Dublin’s Streets Are Paved With Words

By Quinn Baumeister

Fergan Keane wrote in a BBC travel article in 2012 that “Poems, plays, novels and stories inhabit the personality of Dublin in a way that I have never encountered in another city.” Dublin is itself unique in its pride of it literary heritage. There are few places you can go in the city without seeing a reference to different writers or their works, from pub names to street names – and that doesn’t even include the cultural exhibits and tourist attractions that are based wholly on the literary history of Ireland.

The Dublin Writers Museum was established in 1991 to become a single point in Irish literary history. Inside, the rooms are full of the belongings and publications of dozens of Irish writers. The small Georgian house holds a wealth of knowledge about the history of Irish literature and the writers who shaped it.

The Yeats exhibit in the National Library opened in 2006 and was only supposed to be open for a few years. But to this day, the Yeats exhibit still attracts crowds to the library.

One of the most unique and popular literary attractions in Dublin is the Literary Pub Crawl. The Pub Crawl begins at The Duke’s Pub, where two tour guides take the group to several pubs around Dublin. There are around 10 to 12 pubs in rotation for the tour, but each group only goes to about four each night, making the crawl a dynamic experience that people can tour again and again, hitting different pubs each time.

“There is a text to it, but the fun and the trick of it is that everyone has their own twist to it,” said Kevin C. Olohan, a tour guide for the Literary Pub Crawl. All the tour guides are actors who take the group around, performing works from some of Dublin’s famous writers.

“It’s a lot like stand-up or theater,” Olohan said. “There’s a big response factor that is always fun to work with.”

“The challenge is making it engaging and authentic,” said Finbarr Doyle, another tour guide. “Sometimes you get groups that laugh immediately, but you have to kind of twist your performance if the audience doesn’t react how you expect them too.”

But why is a city so fascinated with old books and poetry?

“I think it’s due to the fact that for a long, long time, when Ireland was under rule of an oppressive regime … storytelling became the way of preserving the culture,” Doyle said.

Ireland spent most of their time as a country under other rulers, first with the Normans and then England.

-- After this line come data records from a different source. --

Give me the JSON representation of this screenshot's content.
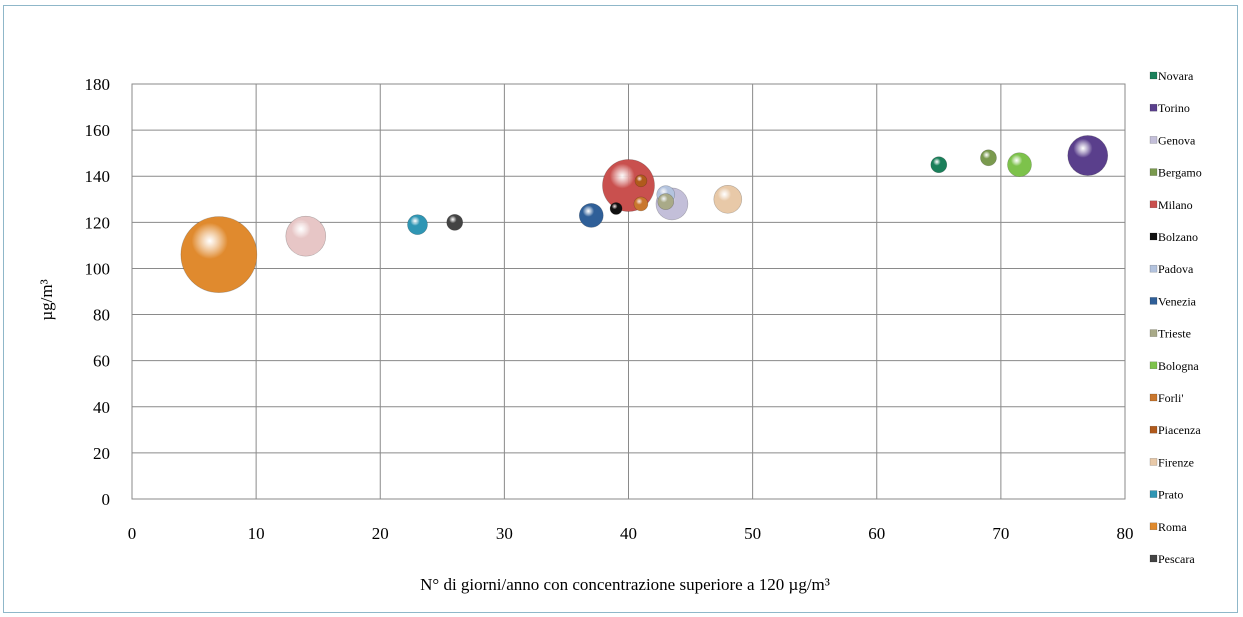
{
  "chart_data": {
    "type": "scatter",
    "ylabel": "µg/m³",
    "xlabel": "N° di giorni/anno con concentrazione superiore a 120 µg/m³",
    "xlim": [
      0,
      80
    ],
    "ylim": [
      0,
      180
    ],
    "xticks": [
      "0",
      "10",
      "20",
      "30",
      "40",
      "50",
      "60",
      "70",
      "80"
    ],
    "yticks": [
      "0",
      "20",
      "40",
      "60",
      "80",
      "100",
      "120",
      "140",
      "160",
      "180"
    ],
    "grid": true,
    "legend_position": "right",
    "series": [
      {
        "name": "Novara",
        "x": 65,
        "y": 145,
        "size": 8,
        "color": "#1a7f5a"
      },
      {
        "name": "Torino",
        "x": 77,
        "y": 149,
        "size": 20,
        "color": "#5a3f8c"
      },
      {
        "name": "Genova",
        "x": 43.5,
        "y": 128,
        "size": 16,
        "color": "#c3bfd9"
      },
      {
        "name": "Bergamo",
        "x": 69,
        "y": 148,
        "size": 8,
        "color": "#7a9a4e"
      },
      {
        "name": "Milano",
        "x": 40,
        "y": 136,
        "size": 26,
        "color": "#c9504e"
      },
      {
        "name": "Bolzano",
        "x": 39,
        "y": 126,
        "size": 6,
        "color": "#111111"
      },
      {
        "name": "Padova",
        "x": 43,
        "y": 132,
        "size": 9,
        "color": "#b3c3de"
      },
      {
        "name": "Venezia",
        "x": 37,
        "y": 123,
        "size": 12,
        "color": "#2f5f98"
      },
      {
        "name": "Trieste",
        "x": 43,
        "y": 129,
        "size": 8,
        "color": "#a9aa88"
      },
      {
        "name": "Bologna",
        "x": 71.5,
        "y": 145,
        "size": 12,
        "color": "#7dc24b"
      },
      {
        "name": "Forli'",
        "x": 41,
        "y": 128,
        "size": 7,
        "color": "#c9772e"
      },
      {
        "name": "Piacenza",
        "x": 41,
        "y": 138,
        "size": 6,
        "color": "#b05a1c"
      },
      {
        "name": "Firenze",
        "x": 48,
        "y": 130,
        "size": 14,
        "color": "#e8c9a8"
      },
      {
        "name": "Prato",
        "x": 23,
        "y": 119,
        "size": 10,
        "color": "#2f96b4"
      },
      {
        "name": "Roma",
        "x": 7,
        "y": 106,
        "size": 38,
        "color": "#e08a2e"
      },
      {
        "name": "Pescara",
        "x": 26,
        "y": 120,
        "size": 8,
        "color": "#444444"
      }
    ]
  },
  "extra_bubbles": [
    {
      "series": "Firenze",
      "x": 14,
      "y": 114,
      "size": 20,
      "color": "#e7c6c6"
    }
  ]
}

During those times, Irish language was forbidden to speak, but despite this, the language endured through those times of oppression and still remains the country’s national language, appearing on traffic signs and official documents and throughout the country. It is also taught in schools and some radio broadcasts are offered in Gaelic.

“A lot of Irish Celtic language and history was preserved through storytelling,” Doyle said.

The friendly pub culture in Ireland goes hand and hand with the storytelling.

“A lot of it is also encouraged by the pub culture in Ireland,” Olohan said. “The history of sitting in bars and talking to each other … this pub culture isn’t nearly as big other places outside of Ireland.”

Doyle said the Irish don’t pass up the opportunity to tell a story.

“We love a good story,” Doyle said. “You go up to someone and say, ‘What you do last night?’ and they reply, ‘Oh man, wait ‘till I tell you.”

The Pub Crawl, Dublin Writers Museum, and Yeats exhibit are only a few literary attractions in Dublin and some of the more formal ones. In many pubs, there are pictures of James Joyce and allusions to Brendan Behan. Many bridges and street names are named after famous Irish writers. Dublin loves its writers. It is a city built on words; its streets are paved with poetry.

And Dublin is beloved among the its writers as well. In the words of James Joyce, “When I die, Dublin will be written in my heart.”